Which of the following statement(s) is/are false? (a) A connected multigraph…
2015
Which of the following statement(s) is/are false?
(a) A connected multigraph has an Euler Circuit if and only if each of its vertices has even degree.
(b) A connected multigraph has an Euler Path but not an Euler Circuit if and only if it has exactly two vertices of odd degree.
(c) A complete graph (Kn) has a Hamilton Circuit whenever n ≥ 3.
(d) A cycle over six vertices (C6) is not a bipartite graph but a complete graph over 3 vertices is bipartite.
Codes :
- A.
(a) only
- B.
(b) and (c)
- C.
(c) only
- D.
(d) only
Attempted by 128 students.
Show answer & explanation
Correct answer: D
Final answer: Only statement (d) is false.
Reasoning:
Statement (a) — true: In a connected multigraph, an Euler circuit exists if and only if every vertex has even degree. This is the standard Euler criterion (multiple edges are allowed and loops contribute degree 2).

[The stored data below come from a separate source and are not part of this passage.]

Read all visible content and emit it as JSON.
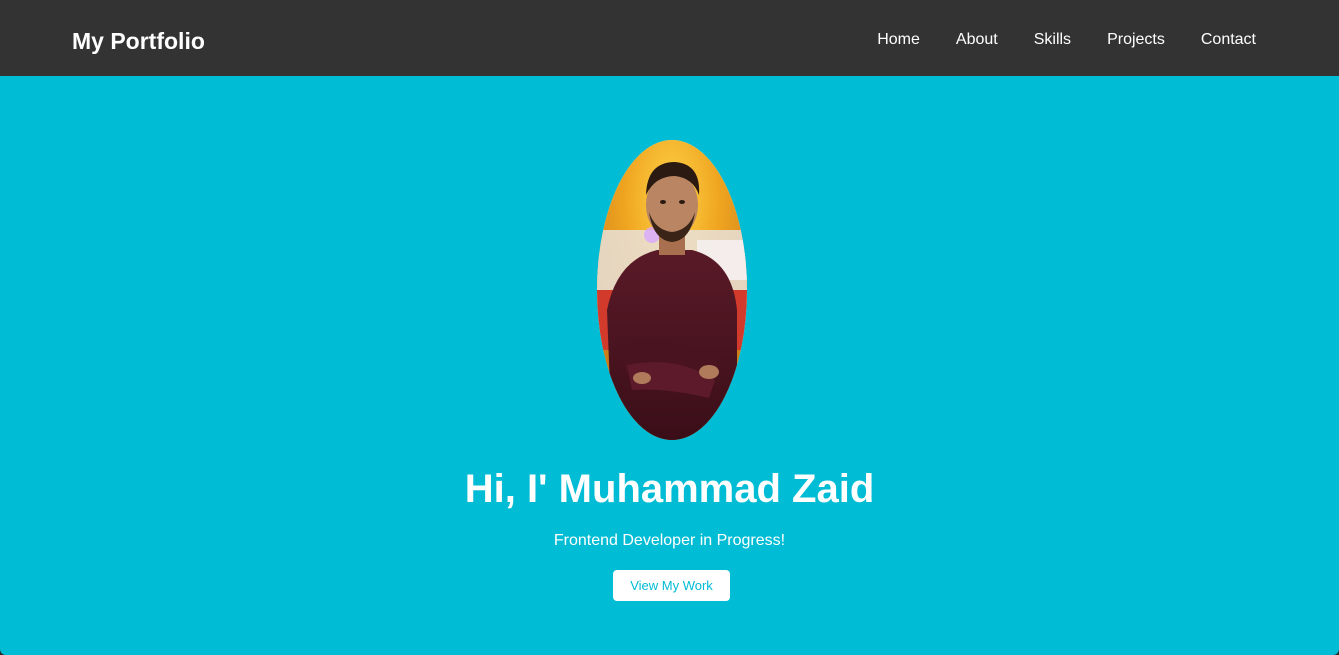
{
  "navbar": {
    "brand": "My Portfolio",
    "links": [
      {
        "label": "Home"
      },
      {
        "label": "About"
      },
      {
        "label": "Skills"
      },
      {
        "label": "Projects"
      },
      {
        "label": "Contact"
      }
    ]
  },
  "hero": {
    "title": "Hi, I' Muhammad Zaid",
    "subtitle": "Frontend Developer in Progress!",
    "cta_label": "View My Work"
  },
  "colors": {
    "navbar_bg": "#333333",
    "hero_bg": "#00bcd4",
    "button_text": "#00bcd4",
    "text": "#ffffff"
  }
}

Statement (b) — true: A connected multigraph has an Euler path but not an Euler circuit exactly when it has precisely two vertices of odd degree; this is the Euler trail criterion.
Statement (c) — true: Every complete graph on n ≥ 3 vertices contains a Hamiltonian circuit (one can visit the vertices in any sequence and return to the start).
Statement (d) — false: The cycle on six vertices is bipartite because cycles of even length are bipartite (vertices alternate between the two partite sets). The complete graph on three vertices is a 3-cycle (triangle), which is not bipartite because it has odd length; hence the claim in (d) is incorrect.
Conclusion: Only statement (d) is false; statements (a), (b), and (c) are true.